Bekas Anggota Gafatar 'Harus Dilindungi'
2016.01.22
Jakarta
Diperbaharui pada 26-1-2016, 04:00 WIB
Aktivis hak asasi manusia kembali menyerukan agar pemerintah melindungi para bekas anggota Gerakan Fajar Nusantara (Gafatar), setelah rumah-rumah mereka di Kabupaten Mempawah, Kalimantan Barat, dibakar massa 19 Januari lalu.
Organisasi Gafatar berdiri sejak 2011 namun tidak mendapatkan izin dari Kementerian Dalam Negeri dan dicap sesat oleh berbagai kalangan pemuka agama di sejumlah tempat.
Aksi pembakaran oleh masyarakat yang menolak keberadaan mereka itu menyebabkan lebih dari 1000 mantan anggota beserta keluarganya dievakuasi dari rumah-rumah mereka.
Banyak bekas anggota Gafatar dari berbagai tempat di Indonesia yang pindah ke daerah itu untuk bertani setelah organisasi tersebut dilarang di berbagai tempat dan menyatakan membubarkan diri pada bulan Agustus 2015. Saat ini mereka berada di penampungan sementara sebelum dipulangkan ke daerah masing-masing.

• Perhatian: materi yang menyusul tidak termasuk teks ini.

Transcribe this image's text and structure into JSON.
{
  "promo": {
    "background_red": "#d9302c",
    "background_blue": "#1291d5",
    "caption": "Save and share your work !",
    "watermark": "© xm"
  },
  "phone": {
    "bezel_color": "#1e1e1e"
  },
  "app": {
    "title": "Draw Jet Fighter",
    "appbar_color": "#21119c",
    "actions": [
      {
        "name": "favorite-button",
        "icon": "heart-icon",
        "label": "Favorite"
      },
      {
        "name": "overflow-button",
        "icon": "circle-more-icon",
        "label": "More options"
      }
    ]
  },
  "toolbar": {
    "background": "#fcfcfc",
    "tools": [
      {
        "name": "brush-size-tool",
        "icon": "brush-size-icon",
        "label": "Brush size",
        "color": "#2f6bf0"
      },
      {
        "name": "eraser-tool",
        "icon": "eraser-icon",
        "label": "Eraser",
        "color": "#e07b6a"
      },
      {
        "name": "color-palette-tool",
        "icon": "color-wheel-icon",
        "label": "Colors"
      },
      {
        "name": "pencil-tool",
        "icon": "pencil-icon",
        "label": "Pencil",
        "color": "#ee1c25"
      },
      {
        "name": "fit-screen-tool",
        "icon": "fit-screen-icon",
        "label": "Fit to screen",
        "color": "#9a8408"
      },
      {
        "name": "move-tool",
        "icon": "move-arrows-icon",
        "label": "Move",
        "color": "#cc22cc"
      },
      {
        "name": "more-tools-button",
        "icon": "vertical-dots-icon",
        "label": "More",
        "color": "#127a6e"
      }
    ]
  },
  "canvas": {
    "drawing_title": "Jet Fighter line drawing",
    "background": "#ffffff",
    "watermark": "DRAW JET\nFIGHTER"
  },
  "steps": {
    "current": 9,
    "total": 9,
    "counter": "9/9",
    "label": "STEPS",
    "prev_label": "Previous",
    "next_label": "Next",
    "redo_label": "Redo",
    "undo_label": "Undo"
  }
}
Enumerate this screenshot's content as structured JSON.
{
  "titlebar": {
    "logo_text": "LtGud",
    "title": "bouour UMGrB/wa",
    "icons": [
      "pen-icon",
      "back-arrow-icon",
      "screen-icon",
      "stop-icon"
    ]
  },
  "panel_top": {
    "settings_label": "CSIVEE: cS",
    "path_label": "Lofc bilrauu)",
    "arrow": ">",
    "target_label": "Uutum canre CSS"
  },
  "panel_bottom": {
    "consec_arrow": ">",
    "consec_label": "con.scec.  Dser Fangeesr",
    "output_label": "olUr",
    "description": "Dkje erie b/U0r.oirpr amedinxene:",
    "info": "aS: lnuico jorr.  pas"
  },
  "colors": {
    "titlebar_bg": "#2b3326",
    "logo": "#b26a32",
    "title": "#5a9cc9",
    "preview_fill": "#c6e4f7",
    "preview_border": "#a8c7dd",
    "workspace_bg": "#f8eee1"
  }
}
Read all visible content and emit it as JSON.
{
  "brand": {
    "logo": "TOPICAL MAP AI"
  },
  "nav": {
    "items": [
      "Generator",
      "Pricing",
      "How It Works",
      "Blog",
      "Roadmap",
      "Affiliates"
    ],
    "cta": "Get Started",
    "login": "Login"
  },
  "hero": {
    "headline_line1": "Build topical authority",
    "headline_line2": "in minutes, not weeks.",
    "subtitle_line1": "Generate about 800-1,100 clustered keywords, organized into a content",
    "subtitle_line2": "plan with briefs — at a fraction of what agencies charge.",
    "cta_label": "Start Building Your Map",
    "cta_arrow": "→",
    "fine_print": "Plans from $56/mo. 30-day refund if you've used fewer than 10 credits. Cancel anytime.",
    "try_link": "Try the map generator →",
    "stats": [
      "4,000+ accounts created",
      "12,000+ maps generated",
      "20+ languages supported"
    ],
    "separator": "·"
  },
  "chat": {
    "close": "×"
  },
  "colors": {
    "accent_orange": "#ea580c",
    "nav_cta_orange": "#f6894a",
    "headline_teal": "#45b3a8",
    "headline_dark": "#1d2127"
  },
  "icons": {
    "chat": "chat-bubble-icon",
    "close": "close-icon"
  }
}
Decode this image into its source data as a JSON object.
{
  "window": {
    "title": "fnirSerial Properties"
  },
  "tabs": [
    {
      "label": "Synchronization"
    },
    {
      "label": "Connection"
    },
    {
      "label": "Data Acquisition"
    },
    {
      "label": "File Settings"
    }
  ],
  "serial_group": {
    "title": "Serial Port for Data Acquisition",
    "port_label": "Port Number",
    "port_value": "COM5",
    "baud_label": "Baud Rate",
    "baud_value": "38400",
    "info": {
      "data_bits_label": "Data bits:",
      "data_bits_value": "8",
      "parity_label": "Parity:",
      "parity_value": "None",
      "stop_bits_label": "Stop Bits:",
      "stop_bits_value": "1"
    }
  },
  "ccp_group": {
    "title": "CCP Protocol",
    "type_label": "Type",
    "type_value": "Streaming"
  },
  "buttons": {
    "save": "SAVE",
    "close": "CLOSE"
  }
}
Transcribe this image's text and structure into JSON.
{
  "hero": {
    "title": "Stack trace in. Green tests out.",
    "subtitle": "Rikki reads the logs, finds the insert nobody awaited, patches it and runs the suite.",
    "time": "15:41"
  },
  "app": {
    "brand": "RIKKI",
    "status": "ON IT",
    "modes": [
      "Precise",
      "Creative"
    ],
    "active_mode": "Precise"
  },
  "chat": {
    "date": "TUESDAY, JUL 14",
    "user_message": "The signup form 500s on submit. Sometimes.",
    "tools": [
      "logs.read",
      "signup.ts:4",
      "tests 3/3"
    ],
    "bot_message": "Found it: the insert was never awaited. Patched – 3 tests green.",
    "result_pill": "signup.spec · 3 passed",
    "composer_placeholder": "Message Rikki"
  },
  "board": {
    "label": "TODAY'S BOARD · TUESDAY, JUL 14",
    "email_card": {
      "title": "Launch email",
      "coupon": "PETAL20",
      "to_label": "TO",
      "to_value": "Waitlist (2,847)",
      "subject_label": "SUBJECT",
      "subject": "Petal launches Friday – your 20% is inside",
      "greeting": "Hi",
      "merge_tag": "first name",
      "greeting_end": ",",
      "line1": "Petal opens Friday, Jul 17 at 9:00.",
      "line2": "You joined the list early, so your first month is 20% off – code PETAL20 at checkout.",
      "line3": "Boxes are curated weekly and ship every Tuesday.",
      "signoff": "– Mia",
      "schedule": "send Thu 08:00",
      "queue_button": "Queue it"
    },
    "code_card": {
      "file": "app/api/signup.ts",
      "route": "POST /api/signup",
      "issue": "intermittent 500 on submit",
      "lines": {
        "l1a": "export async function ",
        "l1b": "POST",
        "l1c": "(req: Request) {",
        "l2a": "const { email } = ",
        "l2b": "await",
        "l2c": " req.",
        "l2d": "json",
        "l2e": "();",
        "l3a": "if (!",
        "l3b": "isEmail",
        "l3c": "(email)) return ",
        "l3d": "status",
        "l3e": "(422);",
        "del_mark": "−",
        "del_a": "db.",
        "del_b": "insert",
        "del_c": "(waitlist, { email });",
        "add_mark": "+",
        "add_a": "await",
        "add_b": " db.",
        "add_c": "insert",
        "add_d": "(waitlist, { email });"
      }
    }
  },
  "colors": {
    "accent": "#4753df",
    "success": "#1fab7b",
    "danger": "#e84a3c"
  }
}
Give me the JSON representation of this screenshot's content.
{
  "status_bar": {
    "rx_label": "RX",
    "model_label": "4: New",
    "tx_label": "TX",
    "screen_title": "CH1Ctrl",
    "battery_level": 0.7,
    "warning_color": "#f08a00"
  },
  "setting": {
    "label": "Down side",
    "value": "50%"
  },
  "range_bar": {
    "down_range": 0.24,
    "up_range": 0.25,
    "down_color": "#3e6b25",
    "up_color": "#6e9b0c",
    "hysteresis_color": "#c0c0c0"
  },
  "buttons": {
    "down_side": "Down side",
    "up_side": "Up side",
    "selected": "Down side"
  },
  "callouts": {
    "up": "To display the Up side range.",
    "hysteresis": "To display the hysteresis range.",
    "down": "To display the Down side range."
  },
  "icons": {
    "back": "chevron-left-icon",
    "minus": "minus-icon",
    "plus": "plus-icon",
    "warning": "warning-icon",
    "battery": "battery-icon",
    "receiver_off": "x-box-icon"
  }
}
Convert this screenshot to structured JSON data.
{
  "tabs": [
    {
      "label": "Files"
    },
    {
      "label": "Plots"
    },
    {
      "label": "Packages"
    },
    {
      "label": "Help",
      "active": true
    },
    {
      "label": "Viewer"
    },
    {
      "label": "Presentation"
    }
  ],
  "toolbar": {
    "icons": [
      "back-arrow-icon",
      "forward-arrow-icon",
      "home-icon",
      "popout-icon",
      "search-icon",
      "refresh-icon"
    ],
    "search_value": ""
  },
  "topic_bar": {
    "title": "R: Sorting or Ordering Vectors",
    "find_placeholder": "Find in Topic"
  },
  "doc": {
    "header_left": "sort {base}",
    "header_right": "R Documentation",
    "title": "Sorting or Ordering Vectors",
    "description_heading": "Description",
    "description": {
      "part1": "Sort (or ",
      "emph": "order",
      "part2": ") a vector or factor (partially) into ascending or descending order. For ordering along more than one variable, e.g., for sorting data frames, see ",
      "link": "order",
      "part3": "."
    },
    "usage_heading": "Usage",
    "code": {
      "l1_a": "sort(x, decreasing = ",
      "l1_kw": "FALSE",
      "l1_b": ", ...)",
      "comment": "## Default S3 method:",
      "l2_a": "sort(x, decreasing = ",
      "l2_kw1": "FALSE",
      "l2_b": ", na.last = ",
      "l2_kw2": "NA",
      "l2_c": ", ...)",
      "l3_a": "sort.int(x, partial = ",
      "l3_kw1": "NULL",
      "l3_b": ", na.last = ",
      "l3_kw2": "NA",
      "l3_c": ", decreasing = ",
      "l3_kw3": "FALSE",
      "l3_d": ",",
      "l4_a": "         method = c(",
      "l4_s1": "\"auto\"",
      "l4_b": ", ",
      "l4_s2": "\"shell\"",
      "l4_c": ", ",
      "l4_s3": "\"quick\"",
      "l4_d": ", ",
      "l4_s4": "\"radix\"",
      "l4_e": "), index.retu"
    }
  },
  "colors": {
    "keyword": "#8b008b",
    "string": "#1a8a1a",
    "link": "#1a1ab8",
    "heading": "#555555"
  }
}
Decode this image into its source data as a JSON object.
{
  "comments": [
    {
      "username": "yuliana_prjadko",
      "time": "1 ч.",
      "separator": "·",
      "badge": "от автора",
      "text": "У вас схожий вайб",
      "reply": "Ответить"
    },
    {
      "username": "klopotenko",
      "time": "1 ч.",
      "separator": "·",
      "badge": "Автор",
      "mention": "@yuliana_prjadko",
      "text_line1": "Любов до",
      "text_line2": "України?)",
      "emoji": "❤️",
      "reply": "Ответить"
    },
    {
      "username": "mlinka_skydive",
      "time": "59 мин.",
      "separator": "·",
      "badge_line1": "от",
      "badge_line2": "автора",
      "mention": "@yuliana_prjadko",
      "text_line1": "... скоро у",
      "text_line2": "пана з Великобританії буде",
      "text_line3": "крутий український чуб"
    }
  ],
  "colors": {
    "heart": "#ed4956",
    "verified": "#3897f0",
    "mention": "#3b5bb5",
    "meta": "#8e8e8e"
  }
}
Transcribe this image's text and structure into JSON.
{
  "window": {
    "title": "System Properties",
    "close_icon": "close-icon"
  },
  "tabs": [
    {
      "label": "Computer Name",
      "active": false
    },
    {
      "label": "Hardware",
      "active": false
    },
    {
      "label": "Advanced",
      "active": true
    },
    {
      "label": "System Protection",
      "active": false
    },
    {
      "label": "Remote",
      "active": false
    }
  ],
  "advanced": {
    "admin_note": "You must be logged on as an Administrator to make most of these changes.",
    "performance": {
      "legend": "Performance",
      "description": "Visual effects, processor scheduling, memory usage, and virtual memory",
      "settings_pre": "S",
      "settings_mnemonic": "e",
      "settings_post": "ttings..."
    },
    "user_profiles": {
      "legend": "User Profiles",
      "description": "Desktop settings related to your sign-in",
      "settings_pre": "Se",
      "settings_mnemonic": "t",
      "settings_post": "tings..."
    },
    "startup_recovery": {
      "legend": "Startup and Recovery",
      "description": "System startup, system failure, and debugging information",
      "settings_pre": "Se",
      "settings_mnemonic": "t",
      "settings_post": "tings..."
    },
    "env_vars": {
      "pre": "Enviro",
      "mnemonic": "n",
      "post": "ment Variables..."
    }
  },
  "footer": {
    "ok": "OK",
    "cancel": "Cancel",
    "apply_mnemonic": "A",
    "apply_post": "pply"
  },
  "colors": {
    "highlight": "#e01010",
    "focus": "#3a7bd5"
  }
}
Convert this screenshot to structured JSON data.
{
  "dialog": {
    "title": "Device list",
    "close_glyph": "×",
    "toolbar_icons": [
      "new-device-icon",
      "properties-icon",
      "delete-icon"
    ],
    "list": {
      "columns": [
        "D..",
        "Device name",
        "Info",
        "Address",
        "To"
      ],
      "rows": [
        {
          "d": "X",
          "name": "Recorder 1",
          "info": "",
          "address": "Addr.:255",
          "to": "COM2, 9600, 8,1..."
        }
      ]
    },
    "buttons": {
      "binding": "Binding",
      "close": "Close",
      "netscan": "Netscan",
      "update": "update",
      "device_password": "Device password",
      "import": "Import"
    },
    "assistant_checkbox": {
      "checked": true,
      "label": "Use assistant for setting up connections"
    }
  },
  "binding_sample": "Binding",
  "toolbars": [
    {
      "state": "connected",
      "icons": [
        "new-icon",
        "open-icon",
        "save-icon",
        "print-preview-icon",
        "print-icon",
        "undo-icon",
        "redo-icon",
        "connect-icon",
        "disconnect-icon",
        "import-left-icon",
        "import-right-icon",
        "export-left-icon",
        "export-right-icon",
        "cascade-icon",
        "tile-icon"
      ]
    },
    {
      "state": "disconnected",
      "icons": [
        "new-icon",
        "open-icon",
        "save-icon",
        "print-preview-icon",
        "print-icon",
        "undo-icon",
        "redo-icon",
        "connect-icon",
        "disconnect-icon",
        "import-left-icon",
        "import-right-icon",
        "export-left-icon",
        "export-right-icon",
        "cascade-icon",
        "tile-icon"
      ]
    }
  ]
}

Peneliti SETARA Institute Aminudin Syarif menyayangkan tindakan anarkis massa terhadap warga bekas anggota Gafatar. Selama seseorang masih menjadi warga negara Indonesia, katanya, maka negara wajib melindungi dan menjamin hak-haknya, terlepas dari apapun keyakinan atau agamanya.
"Jika ada pihak lain yang melakukan kekerasan dan sejenisnya terhadap orang yang berbeda agama atau keyakinan, maka negara harus bertindak. Karena itu hak tiap warga negara. Jangan ada diskriminasi karena mereka berbeda agama atau keyakinan," ujar Aminudin kepada BeritaBenar, Jumat, 22 Januari.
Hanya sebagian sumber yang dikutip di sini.